Head of learning

Cathy Silmon

Cathy is the former head of learning at the Chiltern Open Air Museum where she works with a team delivering quality learning programming.

What are your main work activities?

Supporting the team to ensure that the quality of the learning programming is excellent. Steering the strategy and vision for this area of the museum. Staying informed and up to date with current pedagogy within this sector. Fundraising.

Tell us about your typical working day.

No day is ever the same! A typical day can involve: liaising with the team to ensure that all is well and stepping in to support as required. Meeting with internal management colleagues and colleagues outside our organisation to facilitate aspects of current projects and to plan future projects. Spending time with school staff and groups who wish to visit us and helping them understand who we are and why we do what we do.

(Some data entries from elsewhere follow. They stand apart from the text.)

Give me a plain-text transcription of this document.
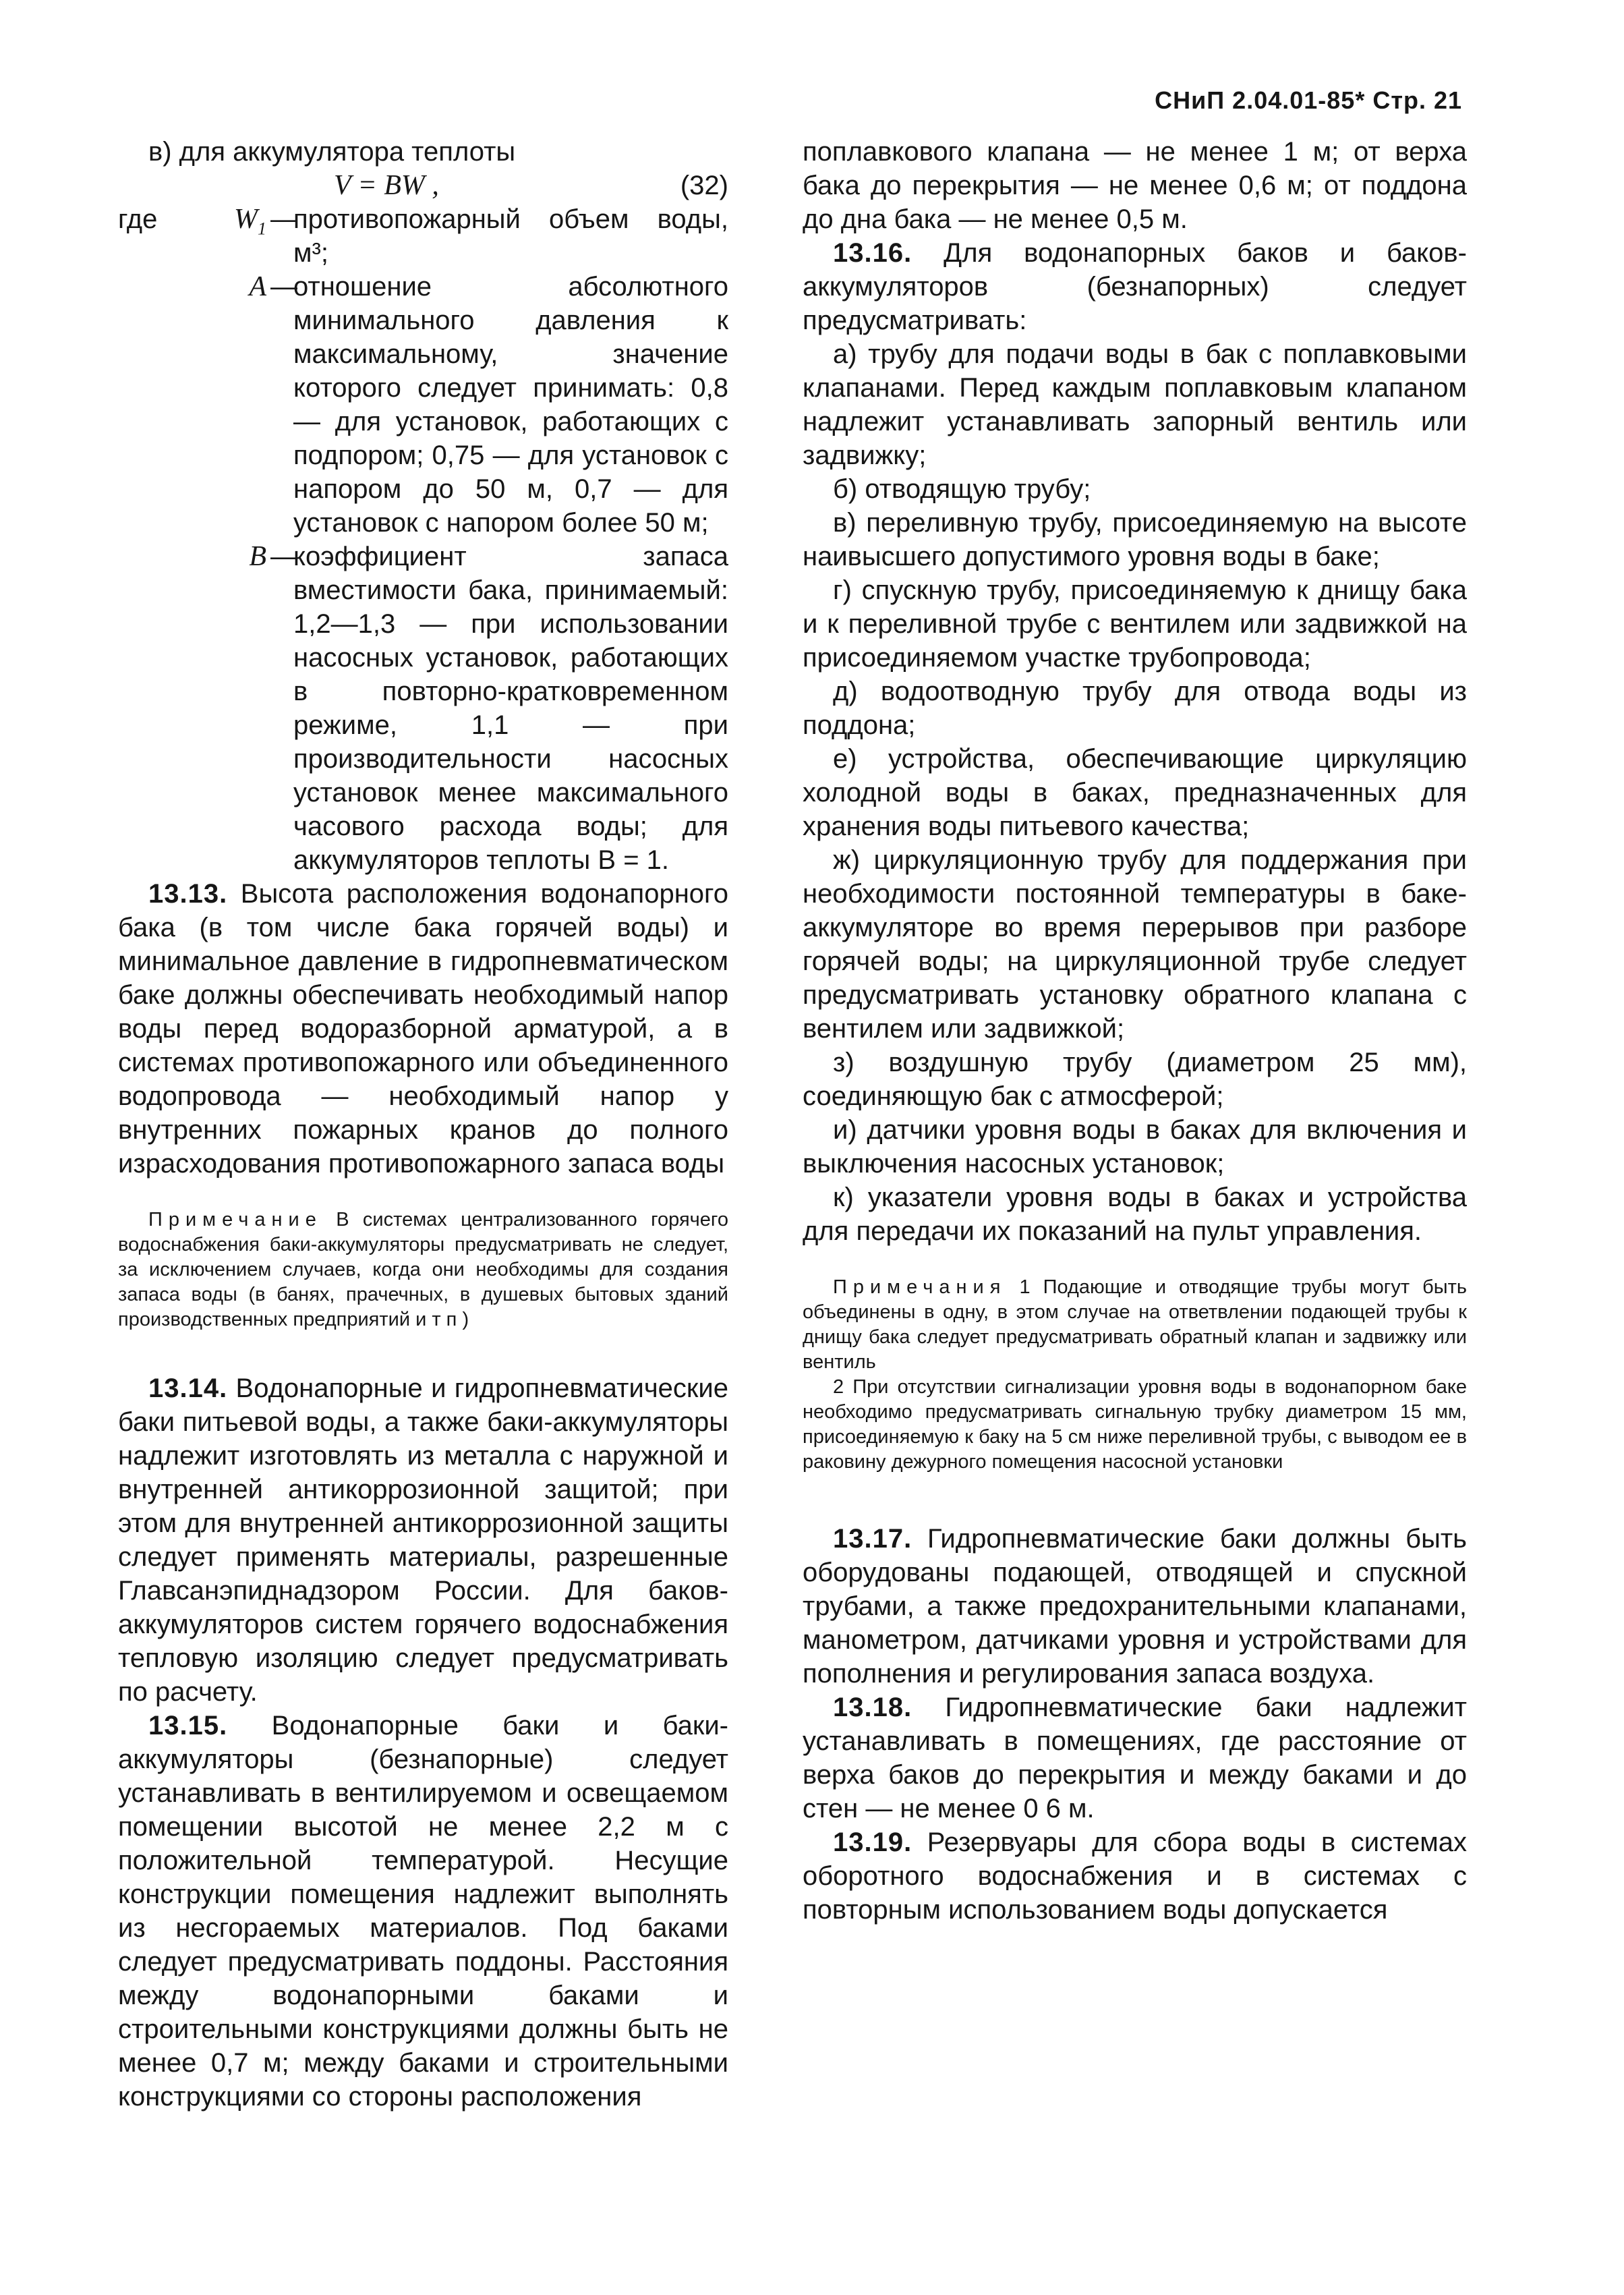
СНиП 2.04.01-85* Стр. 21

в) для аккумулятора теплоты

V = BW ,	(32)
где	$W_1$ —
противопожарный объем воды, м³;
A —
отношение абсолютного минимального давления к максимальному, значение которого следует принимать: 0,8 — для установок, работающих с подпором; 0,75 — для установок с напором до 50 м, 0,7 — для установок с напором более 50 м;
B —
коэффициент запаса вместимости бака, принимаемый: 1,2—1,3 — при использовании насосных установок, работающих в повторно-кратковременном режиме, 1,1 — при производительности насосных установок менее максимального часового расхода воды; для аккумуляторов теплоты B = 1.

13.13. Высота расположения водонапорного бака (в том числе бака горячей воды) и минимальное давление в гидропневматическом баке должны обеспечивать необходимый напор воды перед водоразборной арматурой, а в системах противопожарного или объединенного водопровода — необходимый напор у внутренних пожарных кранов до полного израсходования противопожарного запаса воды

Примечание В системах централизованного горячего водоснабжения баки-аккумуляторы предусматривать не следует, за исключением случаев, когда они необходимы для создания запаса воды (в банях, прачечных, в душевых бытовых зданий производственных предприятий и т п )

13.14. Водонапорные и гидропневматические баки питьевой воды, а также баки-аккумуляторы надлежит изготовлять из металла с наружной и внутренней антикоррозионной защитой; при этом для внутренней антикоррозионной защиты следует применять материалы, разрешенные Главсанэпиднадзором России. Для баков-аккумуляторов систем горячего водоснабжения тепловую изоляцию следует предусматривать по расчету.

13.15. Водонапорные баки и баки-аккумуляторы (безнапорные) следует устанавливать в вентилируемом и освещаемом помещении высотой не менее 2,2 м с положительной температурой. Несущие конструкции помещения надлежит выполнять из несгораемых материалов. Под баками следует предусматривать поддоны. Расстояния между водонапорными баками и строительными конструкциями должны быть не менее 0,7 м; между баками и строительными конструкциями со стороны расположения

поплавкового клапана — не менее 1 м; от верха бака до перекрытия — не менее 0,6 м; от поддона до дна бака — не менее 0,5 м.

13.16. Для водонапорных баков и баков-аккумуляторов (безнапорных) следует предусматривать:

а) трубу для подачи воды в бак с поплавковыми клапанами. Перед каждым поплавковым клапаном надлежит устанавливать запорный вентиль или задвижку;

б) отводящую трубу;

в) переливную трубу, присоединяемую на высоте наивысшего допустимого уровня воды в баке;

г) спускную трубу, присоединяемую к днищу бака и к переливной трубе с вентилем или задвижкой на присоединяемом участке трубопровода;

д) водоотводную трубу для отвода воды из поддона;

е) устройства, обеспечивающие циркуляцию холодной воды в баках, предназначенных для хранения воды питьевого качества;

ж) циркуляционную трубу для поддержания при необходимости постоянной температуры в баке-аккумуляторе во время перерывов при разборе горячей воды; на циркуляционной трубе следует предусматривать установку обратного клапана с вентилем или задвижкой;

з) воздушную трубу (диаметром 25 мм), соединяющую бак с атмосферой;

и) датчики уровня воды в баках для включения и выключения насосных установок;

к) указатели уровня воды в баках и устройства для передачи их показаний на пульт управления.

Примечания 1 Подающие и отводящие трубы могут быть объединены в одну, в этом случае на ответвлении подающей трубы к днищу бака следует предусматривать обратный клапан и задвижку или вентиль

2 При отсутствии сигнализации уровня воды в водонапорном баке необходимо предусматривать сигнальную трубку диаметром 15 мм, присоединяемую к баку на 5 см ниже переливной трубы, с выводом ее в раковину дежурного помещения насосной установки

13.17. Гидропневматические баки должны быть оборудованы подающей, отводящей и спускной трубами, а также предохранительными клапанами, манометром, датчиками уровня и устройствами для пополнения и регулирования запаса воздуха.

13.18. Гидропневматические баки надлежит устанавливать в помещениях, где расстояние от верха баков до перекрытия и между баками и до стен — не менее 0 6 м.

13.19. Резервуары для сбора воды в системах оборотного водоснабжения и в системах с повторным использованием воды допускается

Corresponding with people exploring a career in heritage or those wishing to volunteer, keeping many different plates spinning – generally with much goodwill, kind words (and cake) which appears to solve a multitude of problems.

What do you enjoy about your job?

The variety and consistent challenge within an atmosphere of goodwill and generosity. I love mentoring and supporting a team and watching people develop new skills, recognise existing skills and grow into leaders of their own portfolios. I believe that learning within heritage and culture should be of the highest possible quality and am distressed by tokenistic, tired programming. I work to ensure that all aspects of our programming (formal, informal and visitor experience related) is underpinned by a defined stategy and that the learning experience reflects the best practice of other sectors.

What are the challenges?

Challenges are the usual high workload, intense peaks due to funding deadlines, multiple project deadlines and staff/personality issues: these challenges make the role varied and solving/managing them adds great value to my overall job satisfaction. For the smaller independent museums (of which we are one) all income has to be internally generated and seeking funding for new projects can take a great deal of time. I personally find this distracting and do sometimes wish for more consistent and regular support from external funders.

Briefly describe your career leading up to today.

I trained as a primary school teacher and spent 22 years working in this sector. I began to lose heart as the joy of learning appeared to be a low priority for those setting the government education agenda. Rather than become critical of a profession I loved, I moved sideways into heritage learning. I found the desire to inspire the next generation (and current generation) of learners to be alive and well in this sector and stayed. I began as a school session leader, then became a learning officer and am now head of learning. The team has grown from five to 25 over the past three years and so I have become a logistics manager as much as a head of learning.

What key skills do you need to do your job?

I have to be able to absorb all manner of “stuff” that can come from any corner at any time with goodwill and grace and ensure that none of the “stuff” touches my team unless it is in their best interest. I have to be inspirational – I have to know where we are going as a team and why we are going there, I need to be able to communicate this creatively to the different people facilitating our programmes: staff, session/activity leaders, volunteers and management colleagues. I need to be able to identify excellence and highlight where development is needed both on an individual level and on a team/department level: once a development need is identified I need to find appropriate training (internal or external) and raise the funding required to cover this training need.

What’s your advice for someone wanting to work in this area?

Follow you passion but don’t go into this sector unless you are committed as it can wear you down. Expect to be challenged and inspired – build up a resilient network of support around you: find mentors and stay in regular touch with them.